La zone du lac de Grand Lieu est située dans une région de très faible altitude (50 m).

Le socle est constitué de blocs orientés NW-SE affaissés ou soulevés les uns par rapport aux autres.

Une timide transgression

La région a été partiellement submergée au crétacé. Peu de dépôts ont été conservés de cette époque.

La mer pliocène

C'est au tertiaire que la mer pliocène à recouvert toute la région.

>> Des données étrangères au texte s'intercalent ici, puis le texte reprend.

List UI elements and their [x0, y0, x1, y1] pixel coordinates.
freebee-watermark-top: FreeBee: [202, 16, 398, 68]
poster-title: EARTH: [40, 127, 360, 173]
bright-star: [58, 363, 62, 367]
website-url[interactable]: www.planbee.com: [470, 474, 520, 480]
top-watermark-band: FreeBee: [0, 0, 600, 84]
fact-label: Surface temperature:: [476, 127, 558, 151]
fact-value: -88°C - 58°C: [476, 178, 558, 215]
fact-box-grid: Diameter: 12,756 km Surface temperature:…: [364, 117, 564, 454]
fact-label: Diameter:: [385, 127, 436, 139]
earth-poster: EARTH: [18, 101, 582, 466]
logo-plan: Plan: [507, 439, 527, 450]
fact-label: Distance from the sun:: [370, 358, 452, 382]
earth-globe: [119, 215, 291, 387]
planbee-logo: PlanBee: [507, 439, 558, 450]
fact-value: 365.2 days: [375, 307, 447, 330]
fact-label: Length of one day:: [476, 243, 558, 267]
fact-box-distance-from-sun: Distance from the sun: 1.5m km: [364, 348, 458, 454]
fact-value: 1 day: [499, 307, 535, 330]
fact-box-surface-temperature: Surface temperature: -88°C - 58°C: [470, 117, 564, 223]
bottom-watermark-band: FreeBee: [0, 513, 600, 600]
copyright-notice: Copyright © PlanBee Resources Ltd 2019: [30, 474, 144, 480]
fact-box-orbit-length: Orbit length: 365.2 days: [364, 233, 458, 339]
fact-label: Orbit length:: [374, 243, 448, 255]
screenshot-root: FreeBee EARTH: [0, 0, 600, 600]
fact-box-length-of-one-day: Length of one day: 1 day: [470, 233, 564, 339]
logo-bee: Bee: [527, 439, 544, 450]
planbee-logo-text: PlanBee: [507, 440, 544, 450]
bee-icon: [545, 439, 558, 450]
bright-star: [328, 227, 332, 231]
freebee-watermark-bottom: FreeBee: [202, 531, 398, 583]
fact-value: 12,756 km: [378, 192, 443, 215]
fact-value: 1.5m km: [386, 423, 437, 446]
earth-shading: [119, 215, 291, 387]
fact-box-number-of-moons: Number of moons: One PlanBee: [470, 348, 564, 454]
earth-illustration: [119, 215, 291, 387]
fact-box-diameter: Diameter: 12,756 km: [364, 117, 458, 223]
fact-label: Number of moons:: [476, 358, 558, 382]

Le modelage du paysage actuel

Au quaternaire, l'intense érosion due à la régression de la mer pliocène a accumulé dans les cuvettes les matériaux arrachés aux reliefs. La zone du lac est une de ces cuvettes née d'un effondrement fin pliocène ou quaternaire.

 

Hydrologie

Les moyens : Afin de  prélever pour analyse, l'eau souterraine, on réalise des forages qui permettent  de connaître la nature des terrains traversés (ex : le forage F1)

Coupe technique

Coupe sondeur

La localisation des sondages : Les sondages permettent de construire une coupe géologique de synthèse.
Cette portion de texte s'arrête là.